Pagine

sabato 18 giugno 2011

Se scoppia Barcellona...


FareitaliaMag
17 giugno 2011

Se, fino a qualche giorno fa, gli indignados madrileni affollavano Puerta del Sol per esprimere tutta la loro pacifica rabbia nei confronti dei politici spagnoli, a Barcellona l'esperimento era stato fallimentare. Pochi giorni di bivacco in Plaça Catalunya e poi basta, tende levate e tutti a casa, causando la delusione profonda dei ribellisti senza se e senza ma che proprio a Barcellona hanno creato il loro porto sicuro.
Mercoledì, però, qualcosa è successo anche nella capitale catalana: qualche migliaio di giovani ha assediato il Parlamento catalano, insultando e sputando addosso ai parlamentari che tentavano di forzare il blocco per prendere parte regolarmente alla seduta. I mossos d'esquarra (la polizia locale) hanno reagito in maniera dura e qualche manganellata ha esacerbato gli animi già incandescenti della gioventù ribelle barcellonese.
La situazione era diventata così critica che Artur Mas, presidente della Catalogna, è dovuto arrivare all'interno del Parlamento in elicottero, visto che via terra non c'era alcuna possibilità di passare.
La scintilla che ha innescato il tutto sono i tagli sociali, che proprio martedì si sarebbero dovuti discutere nell'ambito dell'approvazione della legge di bilancio.

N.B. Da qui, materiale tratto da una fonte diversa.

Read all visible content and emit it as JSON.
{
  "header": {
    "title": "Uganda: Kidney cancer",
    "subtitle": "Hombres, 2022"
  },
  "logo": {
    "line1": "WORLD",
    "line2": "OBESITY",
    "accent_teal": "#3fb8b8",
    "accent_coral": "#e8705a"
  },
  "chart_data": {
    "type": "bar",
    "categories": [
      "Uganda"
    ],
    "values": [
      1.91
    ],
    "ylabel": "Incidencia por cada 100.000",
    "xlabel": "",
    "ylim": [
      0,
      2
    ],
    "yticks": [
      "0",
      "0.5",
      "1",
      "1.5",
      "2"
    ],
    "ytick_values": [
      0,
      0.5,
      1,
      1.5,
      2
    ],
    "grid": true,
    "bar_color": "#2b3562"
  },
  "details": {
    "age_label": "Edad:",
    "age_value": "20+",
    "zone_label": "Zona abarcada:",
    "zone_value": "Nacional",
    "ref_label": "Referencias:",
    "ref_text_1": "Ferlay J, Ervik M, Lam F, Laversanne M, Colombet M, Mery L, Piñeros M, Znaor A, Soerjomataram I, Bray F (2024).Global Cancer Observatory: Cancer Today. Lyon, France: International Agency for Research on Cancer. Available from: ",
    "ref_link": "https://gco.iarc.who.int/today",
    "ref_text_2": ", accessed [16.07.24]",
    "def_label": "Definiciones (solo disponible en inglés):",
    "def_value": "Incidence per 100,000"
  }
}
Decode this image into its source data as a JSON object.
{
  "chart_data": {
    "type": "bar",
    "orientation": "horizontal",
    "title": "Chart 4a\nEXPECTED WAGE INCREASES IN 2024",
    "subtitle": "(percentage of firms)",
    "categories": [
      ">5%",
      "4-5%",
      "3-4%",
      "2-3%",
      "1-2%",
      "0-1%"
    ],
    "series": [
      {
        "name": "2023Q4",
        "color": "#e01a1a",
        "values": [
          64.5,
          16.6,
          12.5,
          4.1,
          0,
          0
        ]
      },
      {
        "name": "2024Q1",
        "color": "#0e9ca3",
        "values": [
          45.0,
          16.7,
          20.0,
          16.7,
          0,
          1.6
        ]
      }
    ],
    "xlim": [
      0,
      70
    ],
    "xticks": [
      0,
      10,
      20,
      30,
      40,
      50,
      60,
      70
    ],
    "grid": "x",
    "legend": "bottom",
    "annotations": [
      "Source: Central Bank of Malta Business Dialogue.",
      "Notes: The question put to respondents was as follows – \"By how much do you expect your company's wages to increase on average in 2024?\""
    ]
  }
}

Anche la ricca Catalogna (un po' la Lombardia iberica) deve fare i conti con la crisi durissima che sta colpendo la Spagna e le misure drastiche sono necessarie per venirne fuori.
Ma di pura scusa si tratta, se è vero come è vero che la gioventù che ha messo radici a Barcellona è il massimo esempio dell'anticonformismo ribelle d'Europa. Il centro storico della città (Barrio Gotico, Raval, Born, La Ribera) è il cratere di un vulcano acceso stracolmo di magma incadescente, pronto a eruttare da un momento all'altro. Per capirlo basta fare una passeggiata da quelle parti: dalle case “alternative” dei giovani “alternativi” viene fuori una canzone di Manu Chao., guru dei “no global” di tutto il mondo che proprio a Barcellona gestisce una sorta di via di mezzo tra un pub e una comune. In queste zone la voglia di ribellione è incredibilmente diffusa. Altro che periferie parigine. Se scoppiasse una rivolta a Barcellona sarebbe il centro ad essere messo a ferro e fuoco, con tutto ciò che ne conseguirebbe.
Ha il suo bel da fare Artur Mas a invitare alla calma, ha condannare (giustamente) ogni episodio di violenza, a chiedere ai giovani di “lasciar lavorare la democrazia”. Di democrazia, quegli stessi giovani, non ne hanno vista molta. E non perché non ci fosse. Molto più semplicemente perché, nonostante vivano in una delle città più tolleranti e all'avanguardia d'Europa, hanno preferito chiudersi nella loro ridotta ai lati della Rambla per sognare un mondo utopico e irreale, privo di regole e leggi da rispettare, intriso della più stucchevole retorica pauperistica ed egualitaria.
Ecco perché non si possono prendere sottogamba gli scontri di pochi giorni fa. Barcellona non è Madrid. I manifestanti catalani non sono “indignati” ma incazzati furiosamente nei confronti di un sistema sociale, politico ed economico che non riescono ad accettare e che non vogliono solo migliorare o rendere più umano bensì distruggerlo completamente per fare spazio ai loro sogni hippy fuori tempo massimo.
Gli episodi di contestazione giovanile degli ultimi tempi vanno rispettati e compresi, a volte anche condivisi se necessario. Ma tra le sacrosante rivendicazioni di una generazione tradita e smarrita, precaria e senza futuro, e la volontà manifesta di buttare tutto in caciara e iniziare a menare le mani c'è una bella differenza. Tutta da cogliere, ovviamente, se vogliamo evitare altre Seattle, Goteborg o Genova.